La conservazione e l'eventuale pubblicazione delle testimonianze dei prigionieri nelle carceri iraniane rappresenta una sfida significativa in un ambiente in cui la censura e l'accesso limitato alle informazioni sono all'ordine del giorno. Tali materiali spesso emergono attraverso reti di giornalisti, attivisti e organizzazioni per i diritti umani che lavorano segretamente per documentare gli abusi. La decisione di singoli individui di registrare video o scrivere lettere, consapevoli dei rischi connessi, dimostra un notevole coraggio e una determinazione nel garantire che le loro storie non svaniscano nel silenzio ufficiale.
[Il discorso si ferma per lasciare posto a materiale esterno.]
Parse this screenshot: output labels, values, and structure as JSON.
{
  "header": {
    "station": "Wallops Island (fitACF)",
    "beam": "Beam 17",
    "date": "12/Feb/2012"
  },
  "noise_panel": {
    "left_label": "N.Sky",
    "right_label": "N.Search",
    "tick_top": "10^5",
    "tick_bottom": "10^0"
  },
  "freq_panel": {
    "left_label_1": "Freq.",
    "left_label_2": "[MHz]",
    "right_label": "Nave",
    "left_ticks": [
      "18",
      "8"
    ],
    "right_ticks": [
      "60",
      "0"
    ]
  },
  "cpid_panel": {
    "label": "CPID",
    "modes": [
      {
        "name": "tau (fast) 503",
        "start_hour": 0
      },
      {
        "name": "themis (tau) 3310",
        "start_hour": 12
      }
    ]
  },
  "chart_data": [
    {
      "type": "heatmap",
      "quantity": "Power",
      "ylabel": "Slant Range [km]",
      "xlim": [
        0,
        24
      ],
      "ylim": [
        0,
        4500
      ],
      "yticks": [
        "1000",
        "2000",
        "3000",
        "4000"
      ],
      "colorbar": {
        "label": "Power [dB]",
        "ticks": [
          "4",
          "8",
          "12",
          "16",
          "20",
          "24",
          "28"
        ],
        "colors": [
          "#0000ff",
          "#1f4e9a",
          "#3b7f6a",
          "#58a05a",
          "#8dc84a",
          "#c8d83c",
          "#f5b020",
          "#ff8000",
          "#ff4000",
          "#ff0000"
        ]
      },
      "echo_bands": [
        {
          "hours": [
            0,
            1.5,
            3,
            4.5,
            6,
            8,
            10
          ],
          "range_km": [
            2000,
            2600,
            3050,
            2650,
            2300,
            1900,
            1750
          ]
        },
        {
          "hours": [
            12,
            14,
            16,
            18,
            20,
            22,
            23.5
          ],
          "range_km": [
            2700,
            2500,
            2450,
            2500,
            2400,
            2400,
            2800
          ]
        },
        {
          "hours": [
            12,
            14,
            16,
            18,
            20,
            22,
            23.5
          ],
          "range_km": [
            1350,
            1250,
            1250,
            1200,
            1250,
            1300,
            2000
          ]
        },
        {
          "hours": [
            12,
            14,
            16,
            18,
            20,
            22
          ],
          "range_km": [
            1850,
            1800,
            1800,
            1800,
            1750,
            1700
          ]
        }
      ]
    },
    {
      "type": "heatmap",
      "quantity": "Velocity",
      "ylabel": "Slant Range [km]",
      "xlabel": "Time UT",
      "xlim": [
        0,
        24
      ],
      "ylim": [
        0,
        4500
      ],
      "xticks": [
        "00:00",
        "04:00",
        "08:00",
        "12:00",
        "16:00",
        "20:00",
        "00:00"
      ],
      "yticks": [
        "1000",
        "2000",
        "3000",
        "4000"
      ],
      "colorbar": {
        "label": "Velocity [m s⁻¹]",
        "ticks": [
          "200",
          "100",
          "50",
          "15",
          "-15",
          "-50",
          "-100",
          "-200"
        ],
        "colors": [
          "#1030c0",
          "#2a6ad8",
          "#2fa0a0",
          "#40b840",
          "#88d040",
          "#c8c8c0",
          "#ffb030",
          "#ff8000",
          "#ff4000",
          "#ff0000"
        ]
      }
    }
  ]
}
Guardando al futuro, questi resoconti della prigione di Rajai Shahr serviranno come prova cruciale per gli sforzi di difesa internazionale volti alla riforma del sistema di giustizia penale iraniano. Contribuiscono a un corpus crescente di documentazione che mette in discussione la legittimità delle esecuzioni in Iran e sostiene alternative come l'ergastolo o una riforma globale del sistema giudiziario. Le voci di Alipour, Hassani, Ehsani e innumerevoli altri continuano a chiedere responsabilità e riconoscimento del costo umano della pena capitale. Le loro testimonianze assicurano che, anche dopo la morte, la loro esistenza sia riconosciuta e la loro umanità preservata nella documentazione storica.